Let’s move on to more specific projects you’ve worked on recently. Which enterprise template were you most proud of?
The Marine story was probably one of the pieces I’m most proud of. It was an opportunity to explore so many different modes of storytelling all within the same story. I was able to be so close to the project because I was brought in just as the story was being rewritten. I had almost-daily meetings with the reporter, John Cox. We talked about what shape the story was taking — and he understood that I cared about telling this story every bit as much as he did.

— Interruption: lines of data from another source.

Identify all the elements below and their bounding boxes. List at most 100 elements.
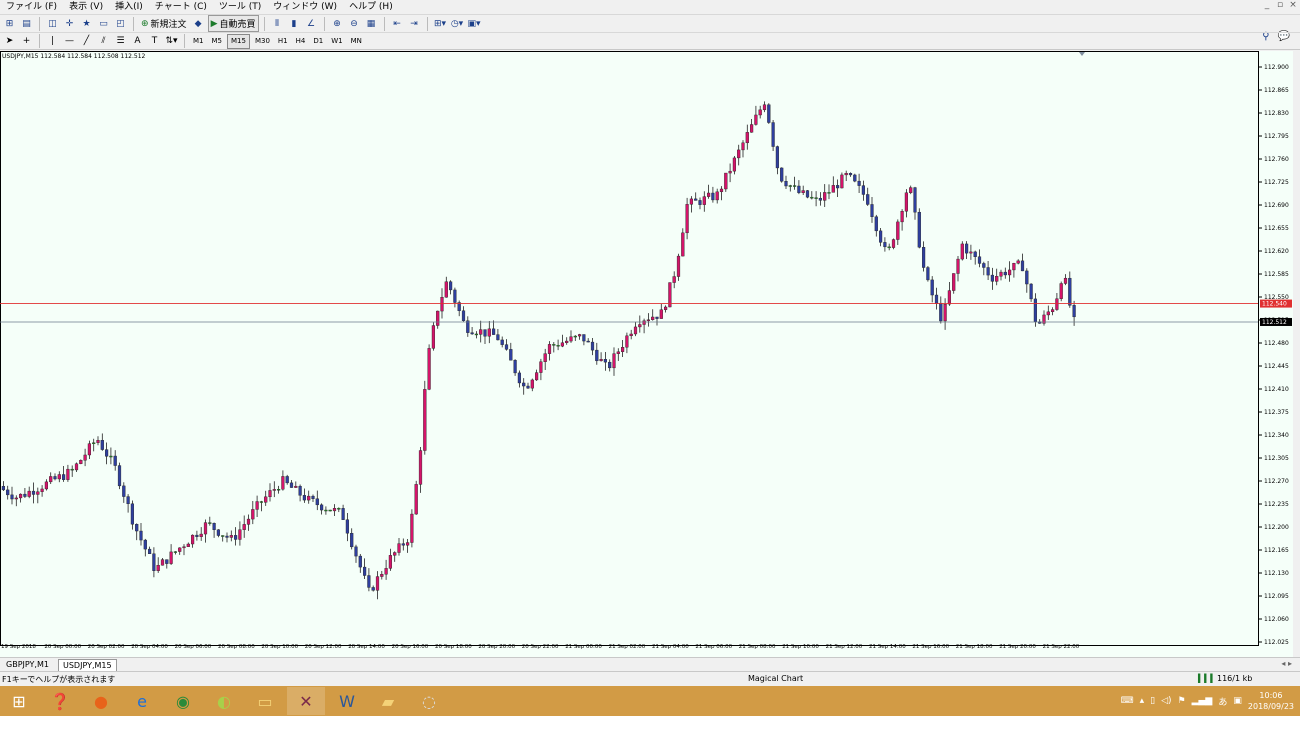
chart-tabs: GBPJPY,M1 USDJPY,M15 ◂ ▸ xyxy=(0,657,1300,672)
terminal-icon[interactable]: ▭ xyxy=(96,16,111,31)
candle-body xyxy=(995,276,999,282)
bar-chart-icon[interactable]: ⫴ xyxy=(270,16,285,31)
timeframe-m15[interactable]: M15 xyxy=(227,33,250,49)
navigator-icon[interactable]: ★ xyxy=(79,16,94,31)
profiles-icon[interactable]: ▤ xyxy=(19,16,34,31)
candle-body xyxy=(109,455,113,458)
close-icon[interactable]: × xyxy=(1288,0,1298,10)
candle-body xyxy=(406,542,410,546)
candle-body xyxy=(492,328,496,335)
chart-shift-icon[interactable]: ⇥ xyxy=(407,16,422,31)
menu-insert[interactable]: 挿入(I) xyxy=(109,0,149,14)
candle-body xyxy=(530,379,534,389)
text-icon[interactable]: A xyxy=(130,34,145,49)
candle-body xyxy=(414,484,418,515)
flag-icon[interactable]: ⚑ xyxy=(1178,696,1186,706)
timeframe-m30[interactable]: M30 xyxy=(252,35,273,48)
metaeditor-icon[interactable]: ◆ xyxy=(191,16,206,31)
candle-body xyxy=(225,535,229,538)
candlestick-chart[interactable]: 112.900 112.865 112.830 112.795 112.760 112.7… xyxy=(0,51,1293,657)
price-axis-label: 112.200 xyxy=(1264,524,1289,531)
periods-icon[interactable]: ◷▾ xyxy=(450,16,465,31)
minimize-icon[interactable]: _ xyxy=(1262,0,1272,10)
tray-expand-icon[interactable]: ▴ xyxy=(1140,696,1145,706)
market-watch-icon[interactable]: ◫ xyxy=(45,16,60,31)
trading-platform-icon[interactable]: ✕ xyxy=(287,687,325,715)
horizontal-line-icon[interactable]: — xyxy=(62,34,77,49)
timeframe-d1[interactable]: D1 xyxy=(310,35,326,48)
templates-icon[interactable]: ▣▾ xyxy=(467,16,482,31)
auto-trading-button[interactable]: ▶ 自動売買 xyxy=(207,15,259,32)
windows-start-icon[interactable]: ⊞ xyxy=(0,687,38,715)
crosshair-icon[interactable]: + xyxy=(19,34,34,49)
restore-icon[interactable]: ▫ xyxy=(1275,0,1285,10)
menu-tools[interactable]: ツール (T) xyxy=(213,0,267,14)
candle-body xyxy=(694,198,698,201)
time-axis-label: 21 Sep 12:00 xyxy=(826,644,863,650)
chrome-icon[interactable]: ◉ xyxy=(164,687,202,715)
timeframe-h1[interactable]: H1 xyxy=(275,35,291,48)
time-axis-label: 20 Sep 14:00 xyxy=(348,644,385,650)
word-icon[interactable]: W xyxy=(328,687,366,715)
timeframe-w1[interactable]: W1 xyxy=(328,35,345,48)
menu-chart[interactable]: チャート (C) xyxy=(149,0,213,14)
price-axis-label: 112.725 xyxy=(1264,179,1289,186)
toolbar-divider xyxy=(133,16,134,31)
ime-indicator[interactable]: あ xyxy=(1218,695,1227,708)
network-icon[interactable]: ▂▄▆ xyxy=(1192,696,1213,706)
indicators-icon[interactable]: ⊞▾ xyxy=(433,16,448,31)
new-order-button[interactable]: ⊕ 新規注文 xyxy=(139,16,189,31)
timeframe-m5[interactable]: M5 xyxy=(209,35,226,48)
candlestick-icon[interactable]: ▮ xyxy=(287,16,302,31)
menu-view[interactable]: 表示 (V) xyxy=(63,0,109,14)
firefox-icon[interactable]: ● xyxy=(82,687,120,715)
zoom-out-icon[interactable]: ⊖ xyxy=(347,16,362,31)
auto-scroll-icon[interactable]: ⇤ xyxy=(390,16,405,31)
candle-body xyxy=(771,122,775,147)
candle-body xyxy=(27,490,31,497)
menu-help[interactable]: ヘルプ (H) xyxy=(343,0,399,14)
help-app-icon[interactable]: ❓ xyxy=(41,687,79,715)
strategy-tester-icon[interactable]: ◰ xyxy=(113,16,128,31)
battery-icon[interactable]: ▯ xyxy=(1150,696,1155,706)
channel-icon[interactable]: ⫽ xyxy=(96,34,111,49)
time-axis-label: 19 Sep 2018 xyxy=(1,644,36,650)
candle-body xyxy=(1055,298,1059,310)
candle-body xyxy=(1016,260,1020,264)
new-chart-icon[interactable]: ⊞ xyxy=(2,16,17,31)
internet-explorer-icon[interactable]: e xyxy=(123,687,161,715)
tab-gbpjpy-m1[interactable]: GBPJPY,M1 xyxy=(2,659,53,671)
chart-window[interactable]: 112.900 112.865 112.830 112.795 112.760 112.7… xyxy=(0,51,1293,657)
candle-body xyxy=(375,576,380,591)
trendline-icon[interactable]: ╱ xyxy=(79,34,94,49)
clock[interactable]: 10:06 2018/09/23 xyxy=(1248,690,1294,712)
ime-settings-icon[interactable]: ▣ xyxy=(1233,696,1242,706)
price-axis-label: 112.375 xyxy=(1264,409,1289,416)
volume-icon[interactable]: ◁) xyxy=(1161,696,1171,706)
fibonacci-icon[interactable]: ☰ xyxy=(113,34,128,49)
tab-scroll-arrows-icon[interactable]: ◂ ▸ xyxy=(1281,659,1292,668)
timeframe-h4[interactable]: H4 xyxy=(293,35,309,48)
vertical-line-icon[interactable]: | xyxy=(45,34,60,49)
text-label-icon[interactable]: T xyxy=(147,34,162,49)
file-explorer-icon[interactable]: ▭ xyxy=(246,687,284,715)
data-window-icon[interactable]: ✛ xyxy=(62,16,77,31)
menu-file[interactable]: ファイル (F) xyxy=(0,0,63,14)
timeframe-mn[interactable]: MN xyxy=(348,35,365,48)
zoom-in-icon[interactable]: ⊕ xyxy=(330,16,345,31)
candle-body xyxy=(388,555,392,569)
price-axis-label: 112.165 xyxy=(1264,547,1289,554)
paint-icon[interactable]: ◌ xyxy=(410,687,448,715)
line-chart-icon[interactable]: ∠ xyxy=(304,16,319,31)
candle-body xyxy=(307,495,311,501)
arrows-icon[interactable]: ⇅▾ xyxy=(164,34,179,49)
tile-windows-icon[interactable]: ▦ xyxy=(364,16,379,31)
keyboard-icon[interactable]: ⌨ xyxy=(1121,696,1134,706)
timeframe-m1[interactable]: M1 xyxy=(190,35,207,48)
folder-icon[interactable]: ▰ xyxy=(369,687,407,715)
app-green-icon[interactable]: ◐ xyxy=(205,687,243,715)
menu-window[interactable]: ウィンドウ (W) xyxy=(267,0,343,14)
cursor-icon[interactable]: ➤ xyxy=(2,34,17,49)
candle-body xyxy=(672,276,676,283)
candle-body xyxy=(943,303,947,322)
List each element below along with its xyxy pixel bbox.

When the reporters know that you care and how much you care, you can have conversations and arguments, discussions, and it’s okay because you’re all playing for the same team.
With the Galapagos template, how long did that take to construct?

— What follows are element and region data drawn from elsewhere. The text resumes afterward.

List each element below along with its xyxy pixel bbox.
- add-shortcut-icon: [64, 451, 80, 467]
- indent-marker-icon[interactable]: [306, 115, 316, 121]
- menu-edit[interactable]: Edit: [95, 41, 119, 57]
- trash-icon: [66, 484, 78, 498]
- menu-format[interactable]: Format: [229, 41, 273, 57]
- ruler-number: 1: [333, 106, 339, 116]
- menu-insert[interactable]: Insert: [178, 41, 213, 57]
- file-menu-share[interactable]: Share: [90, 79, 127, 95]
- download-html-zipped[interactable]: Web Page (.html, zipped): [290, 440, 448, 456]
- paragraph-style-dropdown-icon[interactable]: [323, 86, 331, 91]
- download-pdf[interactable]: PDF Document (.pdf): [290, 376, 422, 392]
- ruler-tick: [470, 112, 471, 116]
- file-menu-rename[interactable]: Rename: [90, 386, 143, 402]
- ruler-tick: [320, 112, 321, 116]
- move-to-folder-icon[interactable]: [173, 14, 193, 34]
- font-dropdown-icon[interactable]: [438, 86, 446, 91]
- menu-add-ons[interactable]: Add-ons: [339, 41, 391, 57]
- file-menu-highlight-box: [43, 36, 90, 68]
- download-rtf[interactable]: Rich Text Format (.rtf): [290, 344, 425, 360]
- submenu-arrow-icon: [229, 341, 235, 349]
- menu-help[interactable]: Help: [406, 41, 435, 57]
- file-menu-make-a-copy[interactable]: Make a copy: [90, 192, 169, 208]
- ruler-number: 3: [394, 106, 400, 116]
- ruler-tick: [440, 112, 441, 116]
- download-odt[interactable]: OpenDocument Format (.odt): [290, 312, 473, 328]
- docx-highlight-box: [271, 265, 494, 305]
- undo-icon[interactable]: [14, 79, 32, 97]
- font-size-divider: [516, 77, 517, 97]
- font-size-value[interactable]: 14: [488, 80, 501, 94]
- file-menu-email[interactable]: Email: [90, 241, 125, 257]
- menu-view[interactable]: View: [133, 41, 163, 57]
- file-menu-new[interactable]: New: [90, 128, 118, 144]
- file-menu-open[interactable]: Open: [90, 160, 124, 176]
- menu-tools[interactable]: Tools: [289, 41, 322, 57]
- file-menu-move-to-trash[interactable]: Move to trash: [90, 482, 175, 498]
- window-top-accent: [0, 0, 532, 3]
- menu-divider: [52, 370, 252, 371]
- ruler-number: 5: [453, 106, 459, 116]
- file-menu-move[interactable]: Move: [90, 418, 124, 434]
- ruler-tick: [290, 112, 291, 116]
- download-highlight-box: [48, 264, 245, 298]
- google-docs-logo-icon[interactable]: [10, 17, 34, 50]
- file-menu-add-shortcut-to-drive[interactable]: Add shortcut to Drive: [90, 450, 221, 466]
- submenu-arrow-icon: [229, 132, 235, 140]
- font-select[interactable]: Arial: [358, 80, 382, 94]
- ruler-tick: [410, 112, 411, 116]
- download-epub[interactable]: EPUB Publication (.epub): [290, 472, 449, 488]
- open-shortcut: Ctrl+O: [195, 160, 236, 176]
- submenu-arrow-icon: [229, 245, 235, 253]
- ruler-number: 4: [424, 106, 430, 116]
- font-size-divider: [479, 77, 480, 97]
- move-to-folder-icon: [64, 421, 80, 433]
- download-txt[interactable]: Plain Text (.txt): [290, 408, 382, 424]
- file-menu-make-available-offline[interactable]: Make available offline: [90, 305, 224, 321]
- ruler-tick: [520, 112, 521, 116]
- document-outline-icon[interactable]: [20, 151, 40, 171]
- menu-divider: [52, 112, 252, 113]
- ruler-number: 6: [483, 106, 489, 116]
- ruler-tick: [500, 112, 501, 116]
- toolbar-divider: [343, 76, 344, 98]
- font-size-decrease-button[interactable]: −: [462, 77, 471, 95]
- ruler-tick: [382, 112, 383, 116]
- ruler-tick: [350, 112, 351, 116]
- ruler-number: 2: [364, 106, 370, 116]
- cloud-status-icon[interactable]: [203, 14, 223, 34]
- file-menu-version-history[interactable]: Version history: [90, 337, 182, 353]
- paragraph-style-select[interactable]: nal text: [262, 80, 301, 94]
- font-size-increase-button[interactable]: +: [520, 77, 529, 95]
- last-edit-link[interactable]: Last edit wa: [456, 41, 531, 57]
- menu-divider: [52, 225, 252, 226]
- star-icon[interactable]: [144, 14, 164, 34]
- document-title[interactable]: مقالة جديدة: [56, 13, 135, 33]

The Galapagos story was probably about two months or longer in total planning time. Though not all of that time was spent actively working on it, and it wasn’t my only project (I was designing travel on a weekly basis as well). Most of the time was spent trying to just get our heads around what this story would be. Then some time on how to conceptualize how to tell this story — whether it would be map based or story based, and how to navigate from video to video. Later we ran into the technical limitations of 360 video, which included probably a week of just last minute bug squashing and changing out a video player just a few days before publication.
And finally, were you surprised that the national park “find your park” interactives were so popular?
Certainly — though gratified might be a better word. This one in particular was a very long term project. We started brainstorming ideas for this at the end of 2015 and it didn’t run until summer 2016. We’ve talked about it since and we could and Alexa, Nicole and I don’t remember who came up with the idea of checking in or logging which parks you’ve been to, but we all loved the idea — especially because national park lovers are very devoted and very passionate. This was also great fun because I got to help shape the length of content and what type of content we wanted alongside Nicole, which made it a truly great experience.
Takeaways: Talking to Matt was really helpful. He’s someone I’ve seen in the newsroom, and he always has his computer open with JavaScript. It was really exciting to learn that a lot of the mold-breaking stories The Post has done involve his handiwork. He had a really cool approach to web development as well. Like he mentioned, attention to storytelling and the end goal are paramount, and you can learn the code along the way.